The fourth quarter operating gains pushed full-year diluted earnings per share from continuing operations to $2.50, up 49.7 percent from fiscal 1999.

Brian J. Knez, co-chief executive officer, stated that all four of the Company’s operating groups contributed to the fourth quarter earnings gains, paced by an increase in operating earnings of 90.8 percent in the Corporate and Professional Services Group.

We are particularly pleased by the broad-based strength in our businesses in the quarter, which caps off a year in which all four groups posted substantial gains in operating earnings, he said.

For the full year, Harcourt General reported revenues from continuing operations of $2.41 billion, up 12.4 percent from $2.14 billion in 1999. Operating earnings rose 31.5 percent to $367.7 million from $279.6 the prior year. Earnings Before Interest, Taxes, Depreciation and Amortization (EBITDA) increased 15.9 percent in fiscal 2000 to $620.3 million from $535.1 million in 1999. Amortization of goodwill and intangible assets in 2000 was $67.2 million compared to $76.0 million in 1999.

Net earnings from continuing operations were $182.8 million, equal to $2.50 per diluted share, a 51.9 percent gain from $120.3 million, equal to $1.67 per diluted share, from continuing operations a year ago.

Net earnings from continuing operations in 2000 include an after-tax gain of $9.8 million or 13 cents per diluted share from the sale of a business and an after-tax gain of $4.8 million or 7 cents per diluted share from the sale of securities.

Net earnings for the year were $79.8 million or $1.09 per diluted share and include a previously announced after-tax charge of $103.0 million or $1.41 per diluted share to cover lease liabilities arising from the bankruptcy reorganization filing by GC Companies, the movie theatre exhibition business that Harcourt General spun off to its shareholders in 1993.

In 1999, net earnings were $183.8 million or $1.67 per diluted share and include one-time after-tax gains from the sale of securities and a business of $5.9 million or 8 cents per diluted share as well as earnings from discontinued specialty retailing operations of $63.5 million, equal to $.88 per share.
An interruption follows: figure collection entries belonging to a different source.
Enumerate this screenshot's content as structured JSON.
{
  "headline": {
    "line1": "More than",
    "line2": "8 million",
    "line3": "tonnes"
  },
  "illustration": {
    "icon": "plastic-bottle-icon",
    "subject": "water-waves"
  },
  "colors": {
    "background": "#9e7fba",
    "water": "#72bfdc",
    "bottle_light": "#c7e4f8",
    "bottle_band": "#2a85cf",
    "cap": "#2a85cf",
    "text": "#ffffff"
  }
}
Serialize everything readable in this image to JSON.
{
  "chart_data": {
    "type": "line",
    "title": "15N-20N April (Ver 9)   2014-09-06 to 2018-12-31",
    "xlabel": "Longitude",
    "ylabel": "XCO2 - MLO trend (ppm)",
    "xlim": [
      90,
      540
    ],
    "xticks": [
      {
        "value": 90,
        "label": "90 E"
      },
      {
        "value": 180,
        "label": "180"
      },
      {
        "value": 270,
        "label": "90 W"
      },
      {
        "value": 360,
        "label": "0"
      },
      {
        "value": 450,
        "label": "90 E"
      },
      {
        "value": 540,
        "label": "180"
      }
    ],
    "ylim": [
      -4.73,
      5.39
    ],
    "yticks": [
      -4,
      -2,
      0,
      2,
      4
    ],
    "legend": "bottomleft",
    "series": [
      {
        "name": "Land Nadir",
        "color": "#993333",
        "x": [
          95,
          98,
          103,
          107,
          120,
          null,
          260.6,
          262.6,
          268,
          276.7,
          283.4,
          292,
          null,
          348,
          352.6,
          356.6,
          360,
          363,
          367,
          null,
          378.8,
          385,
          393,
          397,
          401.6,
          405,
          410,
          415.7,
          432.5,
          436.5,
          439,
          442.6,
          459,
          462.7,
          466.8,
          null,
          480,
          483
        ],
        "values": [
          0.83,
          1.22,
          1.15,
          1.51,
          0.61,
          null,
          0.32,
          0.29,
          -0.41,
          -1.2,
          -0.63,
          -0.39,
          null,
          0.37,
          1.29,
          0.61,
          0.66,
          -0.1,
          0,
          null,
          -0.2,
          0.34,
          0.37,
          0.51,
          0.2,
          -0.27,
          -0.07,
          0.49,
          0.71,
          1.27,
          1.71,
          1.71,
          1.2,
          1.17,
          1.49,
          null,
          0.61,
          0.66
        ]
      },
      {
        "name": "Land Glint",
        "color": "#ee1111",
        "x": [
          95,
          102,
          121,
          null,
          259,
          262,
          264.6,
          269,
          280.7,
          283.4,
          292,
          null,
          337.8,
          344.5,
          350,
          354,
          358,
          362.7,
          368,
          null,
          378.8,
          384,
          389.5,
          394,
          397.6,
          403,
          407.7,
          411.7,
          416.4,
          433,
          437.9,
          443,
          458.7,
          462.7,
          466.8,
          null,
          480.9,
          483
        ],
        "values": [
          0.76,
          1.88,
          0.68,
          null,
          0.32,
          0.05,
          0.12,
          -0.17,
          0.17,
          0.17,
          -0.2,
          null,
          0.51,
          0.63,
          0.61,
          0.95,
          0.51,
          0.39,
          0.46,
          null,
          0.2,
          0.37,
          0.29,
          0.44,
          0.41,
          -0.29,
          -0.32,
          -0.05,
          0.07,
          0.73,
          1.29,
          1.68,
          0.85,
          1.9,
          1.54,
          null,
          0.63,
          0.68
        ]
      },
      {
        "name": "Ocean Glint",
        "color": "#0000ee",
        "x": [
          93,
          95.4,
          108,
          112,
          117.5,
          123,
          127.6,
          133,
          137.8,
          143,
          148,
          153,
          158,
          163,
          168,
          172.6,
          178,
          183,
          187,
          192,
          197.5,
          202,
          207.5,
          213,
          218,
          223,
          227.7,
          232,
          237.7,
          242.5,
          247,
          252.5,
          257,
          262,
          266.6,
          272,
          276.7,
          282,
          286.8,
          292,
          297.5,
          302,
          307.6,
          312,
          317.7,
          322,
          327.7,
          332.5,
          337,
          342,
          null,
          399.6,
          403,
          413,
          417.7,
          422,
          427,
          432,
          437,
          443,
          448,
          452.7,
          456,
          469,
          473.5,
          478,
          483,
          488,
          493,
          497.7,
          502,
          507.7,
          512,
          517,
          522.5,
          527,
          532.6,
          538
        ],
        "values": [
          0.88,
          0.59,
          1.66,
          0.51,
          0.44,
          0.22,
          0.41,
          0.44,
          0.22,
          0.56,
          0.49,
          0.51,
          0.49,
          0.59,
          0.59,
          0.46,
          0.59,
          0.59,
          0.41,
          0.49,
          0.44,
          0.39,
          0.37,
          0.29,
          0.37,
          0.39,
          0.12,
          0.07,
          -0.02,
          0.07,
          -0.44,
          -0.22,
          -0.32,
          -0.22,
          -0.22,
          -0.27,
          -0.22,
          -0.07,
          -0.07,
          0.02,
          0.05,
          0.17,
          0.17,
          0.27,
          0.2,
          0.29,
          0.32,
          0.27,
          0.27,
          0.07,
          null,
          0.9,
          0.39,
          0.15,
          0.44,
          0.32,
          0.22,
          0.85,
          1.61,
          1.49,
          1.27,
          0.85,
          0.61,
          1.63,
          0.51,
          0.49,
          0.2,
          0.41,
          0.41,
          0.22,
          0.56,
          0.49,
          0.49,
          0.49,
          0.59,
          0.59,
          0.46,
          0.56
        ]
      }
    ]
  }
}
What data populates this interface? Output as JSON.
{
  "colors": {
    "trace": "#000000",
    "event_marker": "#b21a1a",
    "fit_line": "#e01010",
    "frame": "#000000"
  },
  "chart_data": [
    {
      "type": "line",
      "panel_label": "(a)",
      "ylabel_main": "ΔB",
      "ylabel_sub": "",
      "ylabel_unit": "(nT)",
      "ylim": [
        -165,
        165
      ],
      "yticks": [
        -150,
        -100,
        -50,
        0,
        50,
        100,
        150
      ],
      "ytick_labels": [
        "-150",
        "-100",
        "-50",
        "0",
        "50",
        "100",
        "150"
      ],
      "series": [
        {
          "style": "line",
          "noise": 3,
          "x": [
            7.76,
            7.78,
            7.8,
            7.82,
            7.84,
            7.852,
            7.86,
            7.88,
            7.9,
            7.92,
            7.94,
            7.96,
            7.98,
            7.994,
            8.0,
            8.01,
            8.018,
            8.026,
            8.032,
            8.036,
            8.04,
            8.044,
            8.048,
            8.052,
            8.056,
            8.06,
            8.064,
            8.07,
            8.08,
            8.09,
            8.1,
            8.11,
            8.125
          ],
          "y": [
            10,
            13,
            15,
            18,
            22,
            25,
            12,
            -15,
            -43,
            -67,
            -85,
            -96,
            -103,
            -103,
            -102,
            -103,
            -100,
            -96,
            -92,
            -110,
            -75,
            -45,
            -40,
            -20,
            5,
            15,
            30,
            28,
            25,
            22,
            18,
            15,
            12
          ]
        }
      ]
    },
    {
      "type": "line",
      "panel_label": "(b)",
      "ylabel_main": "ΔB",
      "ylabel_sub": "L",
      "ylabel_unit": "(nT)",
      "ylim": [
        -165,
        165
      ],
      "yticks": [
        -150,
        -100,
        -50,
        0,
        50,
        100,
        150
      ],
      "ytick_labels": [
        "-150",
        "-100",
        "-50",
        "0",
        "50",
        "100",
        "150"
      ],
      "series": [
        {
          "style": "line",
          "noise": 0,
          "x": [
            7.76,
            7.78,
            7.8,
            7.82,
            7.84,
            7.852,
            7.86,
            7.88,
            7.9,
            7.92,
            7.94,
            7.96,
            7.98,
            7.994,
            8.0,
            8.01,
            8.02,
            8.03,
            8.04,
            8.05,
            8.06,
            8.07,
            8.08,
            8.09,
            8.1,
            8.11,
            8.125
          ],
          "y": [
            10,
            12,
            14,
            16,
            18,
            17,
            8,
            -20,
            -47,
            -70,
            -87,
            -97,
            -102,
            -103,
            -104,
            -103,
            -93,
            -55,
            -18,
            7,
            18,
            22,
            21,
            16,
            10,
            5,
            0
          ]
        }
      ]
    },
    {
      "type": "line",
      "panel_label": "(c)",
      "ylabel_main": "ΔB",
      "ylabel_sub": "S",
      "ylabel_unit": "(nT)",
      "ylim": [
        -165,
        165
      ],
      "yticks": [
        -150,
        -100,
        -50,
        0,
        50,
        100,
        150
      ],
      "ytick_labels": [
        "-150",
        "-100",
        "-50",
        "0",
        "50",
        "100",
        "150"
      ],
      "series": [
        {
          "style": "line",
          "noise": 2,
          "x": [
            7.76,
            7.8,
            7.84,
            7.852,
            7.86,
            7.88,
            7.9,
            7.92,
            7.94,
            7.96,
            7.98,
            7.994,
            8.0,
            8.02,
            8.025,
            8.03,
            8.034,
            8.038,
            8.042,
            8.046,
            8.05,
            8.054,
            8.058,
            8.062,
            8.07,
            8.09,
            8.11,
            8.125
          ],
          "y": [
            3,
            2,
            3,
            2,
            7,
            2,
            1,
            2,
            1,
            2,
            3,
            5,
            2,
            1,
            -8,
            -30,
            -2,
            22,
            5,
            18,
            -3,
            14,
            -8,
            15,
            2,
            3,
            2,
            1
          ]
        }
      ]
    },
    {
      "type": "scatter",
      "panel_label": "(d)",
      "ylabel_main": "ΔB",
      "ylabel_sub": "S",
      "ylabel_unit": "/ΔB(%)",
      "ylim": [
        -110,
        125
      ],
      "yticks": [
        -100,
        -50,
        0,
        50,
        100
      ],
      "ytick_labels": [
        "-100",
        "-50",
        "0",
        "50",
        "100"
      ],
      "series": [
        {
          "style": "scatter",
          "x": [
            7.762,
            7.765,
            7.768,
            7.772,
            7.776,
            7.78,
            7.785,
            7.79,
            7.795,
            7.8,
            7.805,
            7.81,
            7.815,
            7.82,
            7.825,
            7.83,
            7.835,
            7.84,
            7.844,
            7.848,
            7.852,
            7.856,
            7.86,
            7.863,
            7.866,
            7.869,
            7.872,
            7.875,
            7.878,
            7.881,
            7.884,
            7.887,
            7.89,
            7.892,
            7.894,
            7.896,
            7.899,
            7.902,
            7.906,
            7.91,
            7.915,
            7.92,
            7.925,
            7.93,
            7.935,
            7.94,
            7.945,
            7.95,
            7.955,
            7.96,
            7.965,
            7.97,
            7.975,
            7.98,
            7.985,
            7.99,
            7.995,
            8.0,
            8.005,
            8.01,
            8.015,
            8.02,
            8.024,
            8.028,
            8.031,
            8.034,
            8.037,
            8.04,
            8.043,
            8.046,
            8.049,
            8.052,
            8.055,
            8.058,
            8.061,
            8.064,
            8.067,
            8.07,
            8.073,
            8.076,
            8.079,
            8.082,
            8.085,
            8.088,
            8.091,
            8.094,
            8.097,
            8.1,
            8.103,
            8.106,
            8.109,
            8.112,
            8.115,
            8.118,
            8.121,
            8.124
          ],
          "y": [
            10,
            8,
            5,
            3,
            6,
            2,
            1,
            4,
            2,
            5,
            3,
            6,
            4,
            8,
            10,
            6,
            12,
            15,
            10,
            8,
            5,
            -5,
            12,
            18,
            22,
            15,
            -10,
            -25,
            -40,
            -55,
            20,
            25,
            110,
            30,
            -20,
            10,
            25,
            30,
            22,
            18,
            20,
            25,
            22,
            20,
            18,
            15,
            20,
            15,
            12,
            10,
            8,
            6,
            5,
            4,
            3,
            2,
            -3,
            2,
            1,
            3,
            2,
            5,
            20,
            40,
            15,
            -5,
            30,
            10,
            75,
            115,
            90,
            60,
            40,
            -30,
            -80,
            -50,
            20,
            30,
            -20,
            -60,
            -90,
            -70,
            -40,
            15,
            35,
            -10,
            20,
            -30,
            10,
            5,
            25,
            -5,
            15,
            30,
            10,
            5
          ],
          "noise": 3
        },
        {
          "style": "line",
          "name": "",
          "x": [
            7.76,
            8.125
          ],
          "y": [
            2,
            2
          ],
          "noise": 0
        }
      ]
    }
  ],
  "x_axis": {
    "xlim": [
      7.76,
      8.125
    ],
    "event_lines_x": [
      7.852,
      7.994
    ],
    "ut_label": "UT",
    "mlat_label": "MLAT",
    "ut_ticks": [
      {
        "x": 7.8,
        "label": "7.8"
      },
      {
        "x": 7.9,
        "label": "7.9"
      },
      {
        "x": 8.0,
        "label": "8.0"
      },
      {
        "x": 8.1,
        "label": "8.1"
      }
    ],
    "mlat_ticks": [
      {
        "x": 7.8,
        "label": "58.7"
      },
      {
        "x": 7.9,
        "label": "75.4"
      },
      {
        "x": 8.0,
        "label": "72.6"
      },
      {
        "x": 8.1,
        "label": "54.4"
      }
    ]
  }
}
For the fourth quarter ended October 31, 2000, Harcourt General had revenues of $723.8 million, up 5.9 percent from $683.6 million a year ago. Operating earnings climbed 12.7 percent to $157.8 million from $140.1 million the prior year. Earnings Before Interest, Taxes, Depreciation and Amortization (EBITDA) were $224.3 million in the 2000 quarter, an 8.7 percent increase from $206.3 million a year earlier.

Net earnings before the one-time charge in the fourth quarter were $82.9 million, or $1.12 per share, an 18.7 percent increase from $69.8 million, or $.97 per share, from continuing operations a year earlier. The previously discussed $103.0 million after-tax charge resulted in a net loss of $20.1 million, or $.27 per share, in the fourth quarter of fiscal 2000.

In the fourth quarter of fiscal 1999, earnings of $16.6 million from the discontinued specialty retailing operations increased net earnings to $86.4 million, or $1.20 per share.

Mr. Smith said, We are very pleased that the momentum from our exceptionally strong third quarter continued through year-end, with each of our four groups contributing to the fourth quarter operating earnings gains. This is an impressive performance given that the fourth quarter of 1999 was a very strong period. The Education Group had fourth quarter revenues of $242.2 million, up 14.0 percent from $212.4 million a year ago, and operating earnings of $69.4 million, a 5.8 percent increase from $65.6 million the prior year.

The Group’s performance in the quarter was led by Harcourt School, which had substantial double digit gains in both revenues and operating earnings, according to Mr. Smith.

Mr. Knez concluded, We are gratified by these fiscal 2000 operating results, which include continuing market share gains in our K-12 business, wider distribution of our health sciences and scientific content through new electronic media in the STM Group, and meaningful progress in growth initiatives in areas such as on-line higher education and internet-based testing and training.